LOS ANGELES (AP) — A small crowd of demonstrators gathered Saturday to protest the fatal police shooting of a Guatemalan immigrant in an event that drew neither the numbers hoped for by organizers nor the violence seen at earlier rallies.

About 200 people met at the corner were Manuel Jaminez was killed Sept. 5 after three-bicycle riding police officers said they saw him lurching toward them with a knife in his hand.

With bearers waving flags from several Central American nations, drum groups, horn blowers and sound systems including one mounted on a truck, the rally was noisy despite its sparse attendance. Organizers had estimated as many as 3,000 people would come.

Many attendees came from outside activist organizations, including radical political groups such as the Revolutionary Communist Party. Police Chief Charlie Beck has previously blamed such groups for stirring resentment in the community and politicizing a shooting which, in the eyes of police officers, seemed easily justifiable.

Protests in the days immediately following the shooting saw multiple arrests and demonstrators throwing eggs, rocks and bottles at police.

"People are scared," said Ron Gochez, one of the event's organizers, when discussing the attendance. He said many of the illegal immigrants living in the neighborhood were afraid of arrest.

Early in the day, a smaller group of about 50 people led by a different organization split from the main rally and headed to the police headquarters downtown. There were no arrests at either event.

The main march wound its way toward the Rampart police station, two blocks from the site Jaminez was killed. Demonstrators stopped for about 20 minutes and yelled "killers" and "justice" at the brick-and-glass fronted building.

Jaminez, 37, was shot in the head after a brief confrontation with police on a street corner in a largely Latino shopping area just west of downtown. Officers said Jaminez was drunk and had attempted to stab passers-by, including a pregnant woman, and ignored commands to drop a knife.

Some at the rally said the fatal shooting seemed a disproportionate use of force and officers should have been able to disarm Jaminez without killing him.

"I don't believe it was in any way justified the way they handled the situation," said Max Reyes, a University of California, Los Angeles, philosophy junior who came to the rally. "We are not going to allow the police to commit such acts without repercussions."
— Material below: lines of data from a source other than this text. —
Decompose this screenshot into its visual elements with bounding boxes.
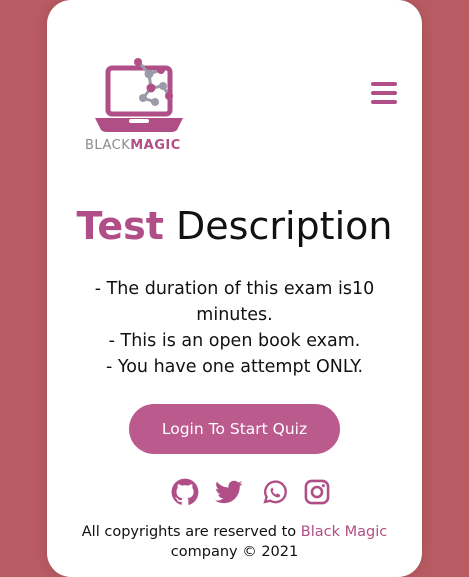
logo-text-black: BLACK: [85, 138, 131, 153]
main-card: BLACKMAGIC Test Description - The durati…: [47, 0, 422, 577]
description-line: - You have one attempt ONLY.: [105, 357, 364, 377]
social-links: [171, 478, 331, 508]
github-icon[interactable]: [171, 478, 199, 506]
logo-wordmark: BLACKMAGIC: [85, 138, 181, 153]
title-rest: Description: [163, 204, 393, 248]
logo-text-magic: MAGIC: [130, 138, 181, 153]
brand-logo[interactable]: BLACKMAGIC: [85, 58, 195, 158]
footer-line-2: company © 2021: [170, 544, 299, 560]
login-start-quiz-button[interactable]: Login To Start Quiz: [129, 404, 340, 454]
laptop-logo-icon: [95, 58, 183, 132]
description-line: minutes.: [196, 305, 273, 325]
hamburger-menu-icon[interactable]: [367, 78, 401, 108]
footer-brand-link[interactable]: Black Magic: [301, 524, 387, 540]
twitter-icon[interactable]: [215, 478, 243, 506]
title-accent: Test: [76, 204, 164, 248]
copyright-footer: All copyrights are reserved to Black Mag…: [47, 522, 422, 562]
description-line: - This is an open book exam.: [108, 331, 361, 351]
page-title: Test Description: [47, 202, 422, 250]
description-line: - The duration of this exam is10: [94, 279, 375, 299]
whatsapp-icon[interactable]: [261, 478, 289, 506]
footer-line-1: All copyrights are reserved to Black Mag…: [47, 522, 422, 542]
test-description: - The duration of this exam is10 minutes…: [65, 276, 404, 380]
footer-text: All copyrights are reserved to: [81, 524, 301, 540]
instagram-icon[interactable]: [303, 478, 331, 506]
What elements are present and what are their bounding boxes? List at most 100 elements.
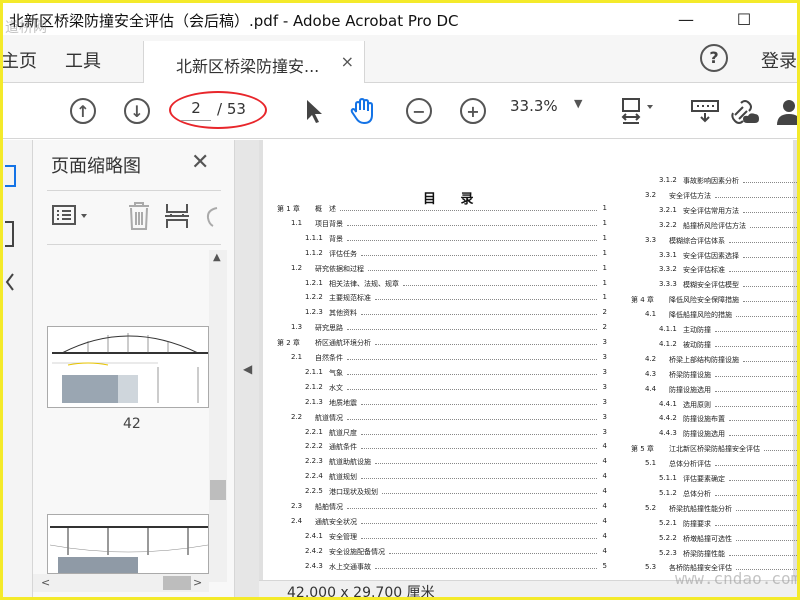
toc-entry[interactable]: 2.4 通航安全状况 4 xyxy=(277,517,607,530)
toc-entry[interactable]: 2.2.4 航道规划 4 xyxy=(277,472,607,485)
rotate-icon[interactable] xyxy=(203,204,223,230)
toc-entry[interactable]: 1.3 研究思路 2 xyxy=(277,323,607,336)
toc-entry[interactable]: 3.3 模糊综合评估体系 xyxy=(631,236,797,249)
maximize-button[interactable]: ☐ xyxy=(721,3,767,35)
login-button[interactable]: 登录 xyxy=(761,47,797,73)
toc-entry[interactable]: 2.4.2 安全设施配备情况 4 xyxy=(277,547,607,560)
select-tool-button[interactable] xyxy=(297,95,329,127)
menu-tools[interactable]: 工具 xyxy=(65,47,101,73)
toc-entry[interactable]: 2.1 自然条件 3 xyxy=(277,353,607,366)
zoom-level-select[interactable]: 33.3% ▼ xyxy=(510,97,590,123)
share-link-button[interactable] xyxy=(729,95,761,127)
toc-entry[interactable]: 1.2.1 相关法律、法规、规章 1 xyxy=(277,279,607,292)
scrollbar-thumb[interactable] xyxy=(210,480,226,500)
toc-entry[interactable]: 4.1 降低船撞风险的措施 xyxy=(631,310,797,323)
toc-entry[interactable]: 4.1.1 主动防撞 xyxy=(631,325,797,338)
toc-entry[interactable]: 4.1.2 被动防撞 xyxy=(631,340,797,353)
previous-page-button[interactable]: ↑ xyxy=(67,95,99,127)
toc-entry-page: 2 xyxy=(602,308,607,317)
toc-entry[interactable]: 4.4.2 防撞设施布置 xyxy=(631,414,797,427)
toc-entry[interactable]: 2.1.1 气象 3 xyxy=(277,368,607,381)
toc-entry[interactable]: 5.2.2 桥墩船撞可选性 xyxy=(631,534,797,547)
trash-icon[interactable] xyxy=(125,200,153,232)
scroll-right-icon[interactable]: > xyxy=(193,576,202,589)
toc-entry[interactable]: 3.3.1 安全评估因素选择 xyxy=(631,251,797,264)
toc-entry[interactable]: 2.2.5 港口现状及规划 4 xyxy=(277,487,607,500)
toc-entry[interactable]: 2.2.1 航道尺度 3 xyxy=(277,428,607,441)
document-viewport[interactable]: 目 录 第 1 章概 述 1 1.1 项目背景 1 1.1.1 背景 1 1.1.2 评估任务 1 1… xyxy=(259,140,797,580)
page-thumbnail[interactable] xyxy=(47,326,209,408)
toc-entry[interactable]: 5.1.1 评估要素确定 xyxy=(631,474,797,487)
toc-entry[interactable]: 3.2.2 船撞桥风险评估方法 xyxy=(631,221,797,234)
toc-entry[interactable]: 3.2 安全评估方法 xyxy=(631,191,797,204)
toc-entry[interactable]: 2.4.1 安全管理 4 xyxy=(277,532,607,545)
toc-entry[interactable]: 5.1.2 总体分析 xyxy=(631,489,797,502)
keyboard-button[interactable] xyxy=(689,95,721,127)
toc-entry[interactable]: 4.4.3 防撞设施选用 xyxy=(631,429,797,442)
page-display-button[interactable] xyxy=(617,95,653,127)
options-menu-icon[interactable] xyxy=(51,202,95,230)
close-tab-icon[interactable]: × xyxy=(341,52,354,71)
close-panel-icon[interactable]: ✕ xyxy=(191,150,209,175)
collapse-panel-handle[interactable]: ◀ xyxy=(235,140,259,597)
toc-entry[interactable]: 1.1.2 评估任务 1 xyxy=(277,249,607,262)
toc-leader-dots xyxy=(715,494,797,496)
toc-entry-number: 2.1.2 xyxy=(305,382,323,391)
toc-entry[interactable]: 第 4 章 降低风险安全保障措施 xyxy=(631,295,797,308)
toc-entry[interactable]: 2.3 船舶情况 4 xyxy=(277,502,607,515)
toc-entry[interactable]: 4.4.1 选用原则 xyxy=(631,400,797,413)
help-icon[interactable]: ? xyxy=(700,44,728,72)
document-tab[interactable]: 北新区桥梁防撞安... × xyxy=(143,41,365,84)
toc-entry[interactable]: 4.2 桥梁上部结构防撞设施 xyxy=(631,355,797,368)
toc-entry[interactable]: 第 2 章 桥区通航环境分析 3 xyxy=(277,338,607,351)
toc-entry-text: 安全设施配备情况 xyxy=(329,547,385,556)
toc-entry[interactable]: 2.2.2 通航条件 4 xyxy=(277,442,607,455)
toc-entry[interactable]: 1.2.2 主要规范标准 1 xyxy=(277,293,607,306)
toc-entry[interactable]: 3.3.2 安全评估标准 xyxy=(631,265,797,278)
page-number-input[interactable]: 2 xyxy=(181,99,211,121)
page-thumbnail[interactable] xyxy=(47,514,209,574)
attachment-nav-icon[interactable] xyxy=(5,270,19,298)
toc-entry[interactable]: 2.2 航道情况 3 xyxy=(277,413,607,426)
menu-home[interactable]: 主页 xyxy=(3,47,37,73)
toc-entry[interactable]: 5.2 桥梁抗船撞性能分析 xyxy=(631,504,797,517)
toc-entry[interactable]: 4.4 防撞设施选用 xyxy=(631,385,797,398)
document-tab-label: 北新区桥梁防撞安... xyxy=(176,57,320,76)
next-page-button[interactable]: ↓ xyxy=(121,95,153,127)
toc-leader-dots xyxy=(368,269,597,271)
toc-entry[interactable]: 第 1 章 概 述 1 xyxy=(277,204,607,217)
toc-entry[interactable]: 5.2.3 桥梁防撞性能 xyxy=(631,549,797,562)
toc-entry[interactable]: 2.2.3 航道助航设施 4 xyxy=(277,457,607,470)
hand-tool-button[interactable] xyxy=(347,95,379,127)
hscrollbar-thumb[interactable] xyxy=(163,576,191,590)
scroll-left-icon[interactable]: < xyxy=(41,576,50,589)
toc-entry-text: 航道规划 xyxy=(329,473,357,482)
thumbnail-scrollbar[interactable]: ▲ xyxy=(209,250,227,582)
toc-entry[interactable]: 1.2 研究依据和过程 1 xyxy=(277,264,607,277)
account-button[interactable] xyxy=(773,95,797,127)
zoom-out-button[interactable]: − xyxy=(403,95,435,127)
zoom-in-button[interactable]: + xyxy=(457,95,489,127)
toc-entry[interactable]: 1.2.3 其他资料 2 xyxy=(277,308,607,321)
toc-entry[interactable]: 2.4.3 水上交通事故 5 xyxy=(277,562,607,575)
minimize-button[interactable]: — xyxy=(663,3,709,35)
toc-leader-dots xyxy=(361,478,597,480)
toc-entry[interactable]: 5.1 总体分析评估 xyxy=(631,459,797,472)
toc-entry[interactable]: 2.1.2 水文 3 xyxy=(277,383,607,396)
insert-pages-icon[interactable] xyxy=(163,200,191,232)
toc-entry[interactable]: 3.3.3 模糊安全评估模型 xyxy=(631,280,797,293)
toc-entry[interactable]: 5.2.1 防撞要求 xyxy=(631,519,797,532)
thumbnail-hscrollbar[interactable]: < > xyxy=(33,574,209,592)
toc-entry[interactable]: 1.1 项目背景 1 xyxy=(277,219,607,232)
thumbnails-nav-icon[interactable] xyxy=(5,164,19,188)
toc-entry[interactable]: 3.1.2 事故影响因素分析 xyxy=(631,176,797,189)
toc-entry[interactable]: 4.3 桥梁防撞设施 xyxy=(631,370,797,383)
bookmark-nav-icon[interactable] xyxy=(5,220,19,248)
toc-entry[interactable]: 2.1.3 地质地震 3 xyxy=(277,398,607,411)
toc-entry[interactable]: 1.1.1 背景 1 xyxy=(277,234,607,247)
toc-entry-text: 船舶情况 xyxy=(315,503,343,511)
toc-entry[interactable]: 3.2.1 安全评估常用方法 xyxy=(631,206,797,219)
scroll-up-icon[interactable]: ▲ xyxy=(213,252,221,263)
toc-entry[interactable]: 第 5 章 江北新区桥梁防船撞安全评估 xyxy=(631,444,797,457)
toc-leader-dots xyxy=(715,375,797,377)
Other residents said they didn't believe the police version of events. One eyewitness has said publicly she did not see a weapon in Jaminez's hand.
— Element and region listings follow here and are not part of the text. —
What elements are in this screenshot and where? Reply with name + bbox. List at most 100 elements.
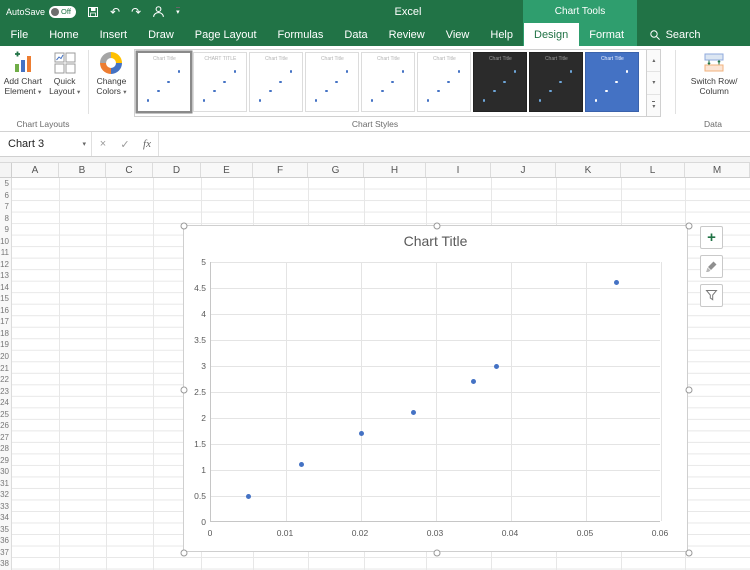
row-header-24[interactable]: 24 (0, 397, 11, 409)
row-header-27[interactable]: 27 (0, 431, 11, 443)
chart-style-thumbnail[interactable]: Chart Title (305, 52, 360, 112)
quick-layout-button[interactable]: Quick Layout ▾ (44, 48, 86, 98)
gallery-scroll-down-button[interactable]: ▾ (647, 72, 661, 95)
data-point[interactable] (471, 379, 476, 385)
row-header-16[interactable]: 16 (0, 305, 11, 317)
row-header-37[interactable]: 37 (0, 547, 11, 559)
y-axis-label[interactable]: 5 (184, 257, 206, 267)
y-axis-label[interactable]: 3 (184, 361, 206, 371)
data-point[interactable] (246, 493, 251, 499)
chart-plot-area[interactable] (210, 262, 662, 522)
chart-selection-handle[interactable] (685, 222, 693, 230)
name-box-dropdown-icon[interactable]: ▾ (82, 140, 86, 148)
row-header-12[interactable]: 12 (0, 259, 11, 271)
autosave-pill[interactable]: Off (49, 5, 77, 18)
data-point[interactable] (298, 462, 304, 468)
row-header-8[interactable]: 8 (0, 213, 11, 225)
row-header-11[interactable]: 11 (0, 247, 11, 259)
data-point[interactable] (613, 280, 619, 286)
x-axis-label[interactable]: 0 (193, 528, 227, 538)
row-header-38[interactable]: 38 (0, 558, 11, 570)
row-header-22[interactable]: 22 (0, 374, 11, 386)
tab-help[interactable]: Help (480, 23, 524, 46)
tab-insert[interactable]: Insert (89, 23, 138, 46)
chart-style-thumbnail[interactable]: Chart Title (585, 52, 640, 112)
formula-input[interactable] (158, 132, 750, 156)
row-header-14[interactable]: 14 (0, 282, 11, 294)
save-button[interactable] (87, 6, 99, 18)
chart-style-thumbnail[interactable]: Chart Title (361, 52, 416, 112)
column-header-e[interactable]: E (201, 163, 253, 177)
customize-toolbar-button[interactable]: ▾ (176, 7, 180, 16)
column-header-f[interactable]: F (253, 163, 308, 177)
chart-style-thumbnail[interactable]: Chart Title (417, 52, 472, 112)
row-header-28[interactable]: 28 (0, 443, 11, 455)
tab-draw[interactable]: Draw (138, 23, 185, 46)
row-header-10[interactable]: 10 (0, 236, 11, 248)
change-colors-button[interactable]: Change Colors ▾ (91, 48, 133, 98)
row-header-5[interactable]: 5 (0, 178, 11, 190)
data-point[interactable] (358, 431, 364, 437)
row-header-15[interactable]: 15 (0, 293, 11, 305)
x-axis-label[interactable]: 0.06 (643, 528, 677, 538)
row-header-36[interactable]: 36 (0, 535, 11, 547)
y-axis-label[interactable]: 2 (184, 413, 206, 423)
column-header-l[interactable]: L (621, 163, 685, 177)
chart-style-thumbnail[interactable]: CHART TITLE (193, 52, 248, 112)
x-axis-label[interactable]: 0.05 (568, 528, 602, 538)
row-header-17[interactable]: 17 (0, 316, 11, 328)
column-header-b[interactable]: B (59, 163, 106, 177)
row-header-13[interactable]: 13 (0, 270, 11, 282)
data-point[interactable] (411, 410, 416, 416)
chart-selection-handle[interactable] (433, 549, 440, 557)
gallery-more-button[interactable]: ▾ (647, 94, 661, 116)
column-header-k[interactable]: K (556, 163, 621, 177)
y-axis-label[interactable]: 1.5 (184, 439, 206, 449)
row-header-29[interactable]: 29 (0, 454, 11, 466)
row-header-20[interactable]: 20 (0, 351, 11, 363)
chart-selection-handle[interactable] (180, 386, 188, 393)
y-axis-label[interactable]: 1 (184, 465, 206, 475)
row-header-18[interactable]: 18 (0, 328, 11, 340)
column-header-m[interactable]: M (685, 163, 750, 177)
chart-style-thumbnail[interactable]: Chart Title (249, 52, 304, 112)
x-axis-label[interactable]: 0.04 (493, 528, 527, 538)
chart-style-thumbnail[interactable]: Chart Title (473, 52, 528, 112)
enter-entry-button[interactable]: ✓ (114, 132, 136, 156)
chart-selection-handle[interactable] (685, 549, 693, 557)
tab-review[interactable]: Review (378, 23, 435, 46)
tab-format[interactable]: Format (579, 23, 635, 46)
data-point[interactable] (493, 363, 499, 369)
tab-formulas[interactable]: Formulas (267, 23, 334, 46)
chart-filters-button[interactable] (700, 284, 723, 307)
row-header-31[interactable]: 31 (0, 477, 11, 489)
redo-button[interactable]: ↷ (131, 6, 141, 18)
chart-selection-handle[interactable] (685, 386, 693, 393)
tab-view[interactable]: View (435, 23, 480, 46)
column-header-j[interactable]: J (491, 163, 556, 177)
chart-style-thumbnail[interactable]: Chart Title (137, 52, 192, 112)
column-header-g[interactable]: G (308, 163, 364, 177)
x-axis-label[interactable]: 0.01 (268, 528, 302, 538)
select-all-corner[interactable] (0, 163, 12, 177)
y-axis-label[interactable]: 0.5 (184, 491, 206, 501)
autosave-toggle[interactable]: AutoSave Off (6, 5, 77, 18)
chart-style-thumbnail[interactable]: Chart Title (529, 52, 584, 112)
y-axis-label[interactable]: 0 (184, 517, 206, 527)
chart-title[interactable]: Chart Title (184, 233, 687, 249)
search-box[interactable]: Search (649, 23, 700, 46)
row-header-25[interactable]: 25 (0, 408, 11, 420)
row-header-30[interactable]: 30 (0, 466, 11, 478)
column-header-a[interactable]: A (12, 163, 59, 177)
tab-page-layout[interactable]: Page Layout (184, 23, 267, 46)
gallery-scroll-up-button[interactable]: ▴ (647, 50, 661, 73)
row-header-33[interactable]: 33 (0, 500, 11, 512)
chart[interactable]: Chart Title 0 0.5 1 1.5 2 2.5 3 3.5 4 4.5 5 0 0.01 0.… (180, 222, 693, 557)
row-header-9[interactable]: 9 (0, 224, 11, 236)
tab-file[interactable]: File (0, 23, 39, 46)
row-header-19[interactable]: 19 (0, 339, 11, 351)
chart-elements-button[interactable]: + (700, 226, 723, 249)
column-header-h[interactable]: H (364, 163, 426, 177)
tab-design[interactable]: Design (523, 23, 579, 46)
chart-selection-handle[interactable] (180, 222, 188, 230)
Celina Benitez, a coordinator with the Committee In Solidarity with the People of El Salvador, said five other people who saw the shooting made similar claims about Jaminez being unarmed, though none has spoken publicly.
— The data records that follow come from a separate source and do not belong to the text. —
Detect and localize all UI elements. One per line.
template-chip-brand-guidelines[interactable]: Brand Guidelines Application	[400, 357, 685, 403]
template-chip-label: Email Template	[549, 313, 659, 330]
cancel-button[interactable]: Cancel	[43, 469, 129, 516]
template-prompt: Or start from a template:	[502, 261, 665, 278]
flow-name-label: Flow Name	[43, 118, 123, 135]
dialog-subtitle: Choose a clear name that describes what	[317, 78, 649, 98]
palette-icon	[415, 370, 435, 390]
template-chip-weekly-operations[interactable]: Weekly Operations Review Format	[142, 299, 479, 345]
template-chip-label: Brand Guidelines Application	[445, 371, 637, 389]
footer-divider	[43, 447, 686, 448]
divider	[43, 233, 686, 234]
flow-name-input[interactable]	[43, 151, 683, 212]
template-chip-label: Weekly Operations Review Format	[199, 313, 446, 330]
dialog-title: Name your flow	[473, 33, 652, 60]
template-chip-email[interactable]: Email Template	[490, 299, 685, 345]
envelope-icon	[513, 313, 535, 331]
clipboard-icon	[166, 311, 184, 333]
Although Frank Hernandez, the officer who shot Jaminez, is Latino, several demonstrators claimed the shooting was racially motivated.

The officer union for the Los Angeles Police Department has dismissed such claims and condemned the activists at protests as "agitators who masquerade around as concerned citizens."

Several reviews are ongoing into whether the shooting was justified.

The main march concluded at MacArthur Park, the site of a now infamous police response to a 2007 immigration rally where officers used batons to hit demonstrators and fired rubber bullets into the crowd, injuring dozens of people.

Saturday's march dispersed without incident.